Sulfonylurea Herbicides Resistance to ALS Inhibitors Fact Sheet

Key Summary Points:

• Resistance is a common problem with virtually all classes of herbicides. Those that work by acetolactate synthase (ALS) inhibition, such as sulfonylureas, are no different.
  
• Resistance is a manageable problem.

     On the other hand, herbicide resistance is a well-understood phenomenon, and a variety of strategies for managing resistance have been successfully applied. Herbicide resistance rarely occurs when growers rotate crops and use herbicides with different modes of action on the same weed species.

     Herbicides are valuable anywhere weeds need to be controlled, even in areas where weed resistance has occurred. Most biotypes resistant to one herbicide remain sensitive to herbicides with different modes of action. Weed biotypes resistant to herbicides that normally control the species exist naturally as a tiny fraction of the weed population.

     Herbicide resistance was first reported in the 1960s and has since been confirmed in more than 100 weed species worldwide. Plants have the ability to develop resistance to all classes of herbicides. This has occurred with most classes and has the potential to happen to all. Resistance to ALS inhibitors was first confirmed in 1987. Biotypes of 38 species (principally broadleaf weeds but some grass and sedge species as well) are now reported to be resistant to ALS inhibitors.

Conditions that can promote herbicide resistance include:

• Reliance year after year on a single, highly effective herbicide or on herbicides with the same mode of action for weed control.
  
• Use of longer-residual herbicides (or multiple applications of shorter residual herbicides with the same of mode of action) in the same season.
  
• Exclusive reliance on chemical methods of weed control, rather than including other practices such as tillage or cultivation.

Note: The following section relates to resistance to ALS inhibitors specifically in the U.S. and Canada. Other regions of the world need to adapt the information to their specific situations.
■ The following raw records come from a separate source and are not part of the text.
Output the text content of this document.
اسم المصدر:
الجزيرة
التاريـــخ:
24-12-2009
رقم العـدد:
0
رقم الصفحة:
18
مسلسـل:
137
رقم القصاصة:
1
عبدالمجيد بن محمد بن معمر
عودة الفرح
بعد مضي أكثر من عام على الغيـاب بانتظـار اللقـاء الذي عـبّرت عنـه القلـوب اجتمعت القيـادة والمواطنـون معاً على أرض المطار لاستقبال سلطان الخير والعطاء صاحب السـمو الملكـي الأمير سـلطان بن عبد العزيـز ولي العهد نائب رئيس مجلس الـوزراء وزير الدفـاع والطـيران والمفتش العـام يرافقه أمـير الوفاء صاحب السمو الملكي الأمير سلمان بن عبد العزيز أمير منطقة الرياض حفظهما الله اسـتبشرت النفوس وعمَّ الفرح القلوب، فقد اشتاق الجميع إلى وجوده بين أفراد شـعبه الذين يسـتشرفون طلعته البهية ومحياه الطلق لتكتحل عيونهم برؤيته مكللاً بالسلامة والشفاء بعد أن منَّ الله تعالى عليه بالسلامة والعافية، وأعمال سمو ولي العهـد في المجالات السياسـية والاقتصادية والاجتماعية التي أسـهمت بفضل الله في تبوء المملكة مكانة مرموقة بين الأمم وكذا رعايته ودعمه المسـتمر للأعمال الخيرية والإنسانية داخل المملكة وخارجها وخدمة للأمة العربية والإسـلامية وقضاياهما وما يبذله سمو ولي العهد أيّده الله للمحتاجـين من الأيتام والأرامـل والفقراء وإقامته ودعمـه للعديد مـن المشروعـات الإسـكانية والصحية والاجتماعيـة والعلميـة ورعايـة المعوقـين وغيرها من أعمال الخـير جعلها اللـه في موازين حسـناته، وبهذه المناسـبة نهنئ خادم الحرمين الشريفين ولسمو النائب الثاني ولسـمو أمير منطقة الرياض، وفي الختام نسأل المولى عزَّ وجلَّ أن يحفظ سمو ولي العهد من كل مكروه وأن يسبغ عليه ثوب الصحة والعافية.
     Cases of resistance to ALS inhibitors have occurred principally in cereal growing areas of North America because of farming practices such as not rotating crops or using only one herbicide mode of action. For example, kochia, a weed that affects cereal crops in the plains of the U.S. and Canada, has the largest number of biotypes with confirmed resistance to ALS inhibitors.

     Resistance to ALS inhibitors is proving to be similar to resistance to other herbicide classes, and implementation of recommended management practices will help maintain the value of these herbicides for the foreseeable future. Specific recommendations include:

• Use shorter-residual herbicides versus longer-residual herbicides.
• Use tank mixes or sequential treatments of herbicides that have different modes of action, which will provide different modes of action to control the weed.
• Where possible, use tillage or cultivation in conjunction with herbicides as part of any overall weed control program.
• Use crop rotation where possible since the risk of herbicide resistance is greatest in a monoculture situation.
• If a weed escapes herbicide treatment or tillage, do not let it go to seed.

     When used properly, ALS-inhibiting herbicides provide effective, easy-to-use, and economical control of weeds. Good management practices will help growers ensure that resistant biotypes do not affect the quality or yield of their crops.

     As a leading world producer of herbicides, the DuPont Agricultural Enterprise considers resistance an important industry issue and conducts sign)ficant research on how to manage its effects. DuPont also works with several private, public, and academic organizations to develop and provide guidelines for minimizing resistance to herbicides.